O preço da verdade - Dark waters é uma das histórias mais fortes de 2019, que chega agora ao Brasil e que merecia ser retratada como uma produção audiovisual. O filme é protagonizado por Mark Ruffalo, contando com a direção de Todd Haynes.
Baseado no artigo O advogado que virou o pior pesadelo da DuPont (tradução livre de The lawyer who became DuPont's worst nightmare), de Nathaniel Rich e publicado pela revista do The New York Times, a história mostra o impacto que a empresa química DuPont causou em uma comunidade da Virgínia Ocidental com o despejo de produtos químicos em um rio, ameaçando a vida humana.
O longa é também produzido por Ruffalo, e talvez esse seja o principal motivo para ele protagonizar a obra como o advogado Robert Billot. É ótimo poder ver a força do ator em cena, algo que não é comum para alguém que é mais notabilizado pelos papéis coadjuvantes - que lhe renderam indicações ao Oscar pelas atuações em Minhas mães e meu pai (2011), Foxcatcher - Uma história que chocou o mundo (2015) e Spotlight - Segredos revelados (2016). Em O preço da verdade - Dark waters, Ruffalo internaliza muitos sentimentos e os expressa nas sutilezas do personagem, que dedica anos da vida e da carreira para encontrar a solução do caso, ficando comprometido mental e fisicamente.
A obra se constrói com elementos de um instigante thriller de denúncia, com aspecto sombrio e sem vida, também expressado e fortalecido pela escolha da música Country roads em certo momento do longa, além da coloração azulada, que passa uma percepção de que algo está morto. A trilha é outra técnica que potencializa tal ambientação, sendo utilizada de forma pontual e bem executada, ampliando a tensão e o drama.
A história é muito bem desenvolvida, mas tem um momento conflitante quando o advogado explica o caso para sua mulher; a montagem é bem realizada, mas a história fica muito expositiva nesse trecho em pouco espaço de tempo, tendo informações repetidas em um momento final da obra. O maior problema é quando Billot explica para personagens que já sabem sobre o que está falando do que se trata, algo de certa forma compreensível para a produção, que está apresentando ao público o tema, e pelo fato de o protagonista tentar passar a ideia de que tem conhecimento do caso para um dos culpados. O filme pode apresentar alguns temas complexos de serem compreendidos pelo público brasileiro, que não é tão familiarizado com a justiça norte-americana, mas isso é superado pela narrativa atrativa.
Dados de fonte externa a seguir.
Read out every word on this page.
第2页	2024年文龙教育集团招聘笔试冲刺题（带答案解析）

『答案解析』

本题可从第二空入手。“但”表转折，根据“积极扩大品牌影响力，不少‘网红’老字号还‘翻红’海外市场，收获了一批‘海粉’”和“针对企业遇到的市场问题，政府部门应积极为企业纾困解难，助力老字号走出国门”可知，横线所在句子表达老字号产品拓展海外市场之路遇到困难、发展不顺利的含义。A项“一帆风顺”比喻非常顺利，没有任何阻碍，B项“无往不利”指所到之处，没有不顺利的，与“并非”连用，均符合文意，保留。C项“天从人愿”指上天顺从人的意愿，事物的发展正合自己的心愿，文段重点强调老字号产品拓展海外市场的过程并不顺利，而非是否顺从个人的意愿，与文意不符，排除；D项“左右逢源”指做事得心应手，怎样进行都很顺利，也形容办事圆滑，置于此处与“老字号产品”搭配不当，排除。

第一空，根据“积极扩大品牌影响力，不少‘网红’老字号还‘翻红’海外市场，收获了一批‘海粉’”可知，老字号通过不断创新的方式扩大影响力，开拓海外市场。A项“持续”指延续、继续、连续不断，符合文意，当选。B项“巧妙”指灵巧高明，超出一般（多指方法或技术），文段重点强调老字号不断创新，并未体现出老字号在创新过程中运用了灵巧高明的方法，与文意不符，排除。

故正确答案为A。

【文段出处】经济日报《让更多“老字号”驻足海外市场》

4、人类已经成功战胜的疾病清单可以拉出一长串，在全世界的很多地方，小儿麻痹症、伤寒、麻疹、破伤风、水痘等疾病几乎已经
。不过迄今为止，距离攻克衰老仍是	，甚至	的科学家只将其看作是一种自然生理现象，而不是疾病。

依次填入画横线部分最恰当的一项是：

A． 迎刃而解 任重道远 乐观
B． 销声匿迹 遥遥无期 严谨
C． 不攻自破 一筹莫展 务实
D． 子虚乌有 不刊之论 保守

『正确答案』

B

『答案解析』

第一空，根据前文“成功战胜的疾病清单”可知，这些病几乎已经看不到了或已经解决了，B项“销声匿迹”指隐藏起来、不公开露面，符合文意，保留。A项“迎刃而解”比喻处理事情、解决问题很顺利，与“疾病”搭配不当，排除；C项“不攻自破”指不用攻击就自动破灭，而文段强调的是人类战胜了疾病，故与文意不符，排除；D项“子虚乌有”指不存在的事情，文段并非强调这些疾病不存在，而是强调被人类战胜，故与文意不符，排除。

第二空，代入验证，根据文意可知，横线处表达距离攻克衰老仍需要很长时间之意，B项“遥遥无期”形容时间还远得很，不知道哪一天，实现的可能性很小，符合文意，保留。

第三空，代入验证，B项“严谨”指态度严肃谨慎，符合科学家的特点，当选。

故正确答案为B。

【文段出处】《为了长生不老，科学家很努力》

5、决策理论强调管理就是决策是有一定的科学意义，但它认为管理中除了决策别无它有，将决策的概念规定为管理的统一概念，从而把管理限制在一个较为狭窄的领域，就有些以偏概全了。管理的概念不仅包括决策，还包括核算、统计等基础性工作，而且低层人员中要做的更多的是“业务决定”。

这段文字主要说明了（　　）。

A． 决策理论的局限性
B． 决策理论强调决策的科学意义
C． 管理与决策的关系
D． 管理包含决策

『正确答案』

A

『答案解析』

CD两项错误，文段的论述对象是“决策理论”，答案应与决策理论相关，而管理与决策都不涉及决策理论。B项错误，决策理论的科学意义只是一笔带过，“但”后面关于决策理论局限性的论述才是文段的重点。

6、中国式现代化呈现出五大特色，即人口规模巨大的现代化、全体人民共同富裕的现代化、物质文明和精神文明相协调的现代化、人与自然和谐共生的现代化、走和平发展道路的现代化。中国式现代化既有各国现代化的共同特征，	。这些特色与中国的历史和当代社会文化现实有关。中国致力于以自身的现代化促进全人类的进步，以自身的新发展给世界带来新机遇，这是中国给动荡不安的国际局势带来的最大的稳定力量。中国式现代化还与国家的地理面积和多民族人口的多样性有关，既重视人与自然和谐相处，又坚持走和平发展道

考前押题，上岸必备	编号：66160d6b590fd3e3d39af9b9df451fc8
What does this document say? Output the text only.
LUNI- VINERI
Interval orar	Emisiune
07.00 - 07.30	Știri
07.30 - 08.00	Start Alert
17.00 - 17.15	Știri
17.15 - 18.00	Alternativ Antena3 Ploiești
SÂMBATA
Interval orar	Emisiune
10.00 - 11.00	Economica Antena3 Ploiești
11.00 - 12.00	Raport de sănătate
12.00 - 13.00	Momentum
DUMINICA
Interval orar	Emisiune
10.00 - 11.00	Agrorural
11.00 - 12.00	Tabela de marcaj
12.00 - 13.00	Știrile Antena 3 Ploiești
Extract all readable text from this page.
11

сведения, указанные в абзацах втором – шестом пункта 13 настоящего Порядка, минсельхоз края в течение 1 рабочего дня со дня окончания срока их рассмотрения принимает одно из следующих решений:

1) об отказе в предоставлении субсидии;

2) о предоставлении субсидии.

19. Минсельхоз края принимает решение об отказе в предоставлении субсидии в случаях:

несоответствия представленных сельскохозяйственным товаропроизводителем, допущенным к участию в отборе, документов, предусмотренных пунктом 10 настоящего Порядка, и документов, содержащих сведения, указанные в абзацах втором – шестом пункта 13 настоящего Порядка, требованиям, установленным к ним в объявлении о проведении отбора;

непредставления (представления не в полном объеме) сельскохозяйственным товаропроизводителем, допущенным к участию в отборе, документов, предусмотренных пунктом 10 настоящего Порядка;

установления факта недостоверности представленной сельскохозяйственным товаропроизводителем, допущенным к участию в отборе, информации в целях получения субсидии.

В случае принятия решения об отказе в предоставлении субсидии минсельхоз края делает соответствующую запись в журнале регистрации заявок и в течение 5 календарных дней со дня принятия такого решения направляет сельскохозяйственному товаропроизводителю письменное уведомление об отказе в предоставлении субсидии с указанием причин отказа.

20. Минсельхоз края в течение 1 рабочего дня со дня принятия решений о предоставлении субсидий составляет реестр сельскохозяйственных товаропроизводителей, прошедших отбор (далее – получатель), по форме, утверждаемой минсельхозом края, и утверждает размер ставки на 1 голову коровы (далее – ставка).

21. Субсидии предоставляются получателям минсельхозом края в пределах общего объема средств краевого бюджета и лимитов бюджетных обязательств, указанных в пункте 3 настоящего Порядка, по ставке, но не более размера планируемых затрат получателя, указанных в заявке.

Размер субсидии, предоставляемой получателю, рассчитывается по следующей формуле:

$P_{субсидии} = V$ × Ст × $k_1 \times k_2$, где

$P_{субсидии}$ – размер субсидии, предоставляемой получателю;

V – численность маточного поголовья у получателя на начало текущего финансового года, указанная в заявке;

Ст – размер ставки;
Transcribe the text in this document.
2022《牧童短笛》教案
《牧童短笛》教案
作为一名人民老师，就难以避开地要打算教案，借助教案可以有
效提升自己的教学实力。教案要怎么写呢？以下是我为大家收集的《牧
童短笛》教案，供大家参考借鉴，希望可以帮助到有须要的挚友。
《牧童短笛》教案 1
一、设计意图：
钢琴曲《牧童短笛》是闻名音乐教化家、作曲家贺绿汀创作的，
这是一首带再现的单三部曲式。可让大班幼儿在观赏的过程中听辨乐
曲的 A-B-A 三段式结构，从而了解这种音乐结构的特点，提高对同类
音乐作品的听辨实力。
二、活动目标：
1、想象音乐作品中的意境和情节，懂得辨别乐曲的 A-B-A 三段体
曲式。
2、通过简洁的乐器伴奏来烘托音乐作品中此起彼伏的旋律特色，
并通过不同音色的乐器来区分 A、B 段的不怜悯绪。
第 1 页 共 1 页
Quanto mais Billot entra no caso, mais sujeira vai se revelando. E é nesses momentos que a personagem de Anne Hathaway ganha importância, tendo três cenas muito fortes, fora outros momentos espalhados pelo filme, em que ela sai de seu papel de mãe e esposa, voltando a ser a advogada que era antes de se tornar dona de casa. Anne é um nome que poderia ter sido considerado para a temporada das premiações. Tanto ela quanto Tim Robbins têm falas marcantes, que só ressaltam a capacidade de atuação de ambos.
É interessante o destaque, em doses menores, do drama do fazendeiro Wilbur Tennant (Bill Camp), que se torna uma persona non grata em sua comunidade. O drama dele até poderia ser mais abordado, mostrando mais sobre o lado de sua família e como ela é afetada. Isso seria possível caso o longa tivesse mais tempo de tela do que as duas horas existentes, com uma história com potencial para uma minissérie. Outro problema a ser destacado é justamente sua duração, que acaba deixando a meia hora final mais acelerada do que a história pedia.
Trata-se de uma fórmula conhecida? Sim, mas O preço da verdade - Dark waters sabe fazer uso disso para envolver a audiência. Conta também com certas semelhanças estruturais ao filme britânico Segredos oficiais, um excelente longa lançado em 2019 no Brasil.
Esse é o tipo de história em que o cinema tem papel fundamental, por apresentar ao público uma situação verídica, que faz refletir até onde vai a ganância. Filmes que tratam da temática sobre obsessão são interessantes, mas, quando baseados em fatos reais, podem se tornar ainda mais assustadores.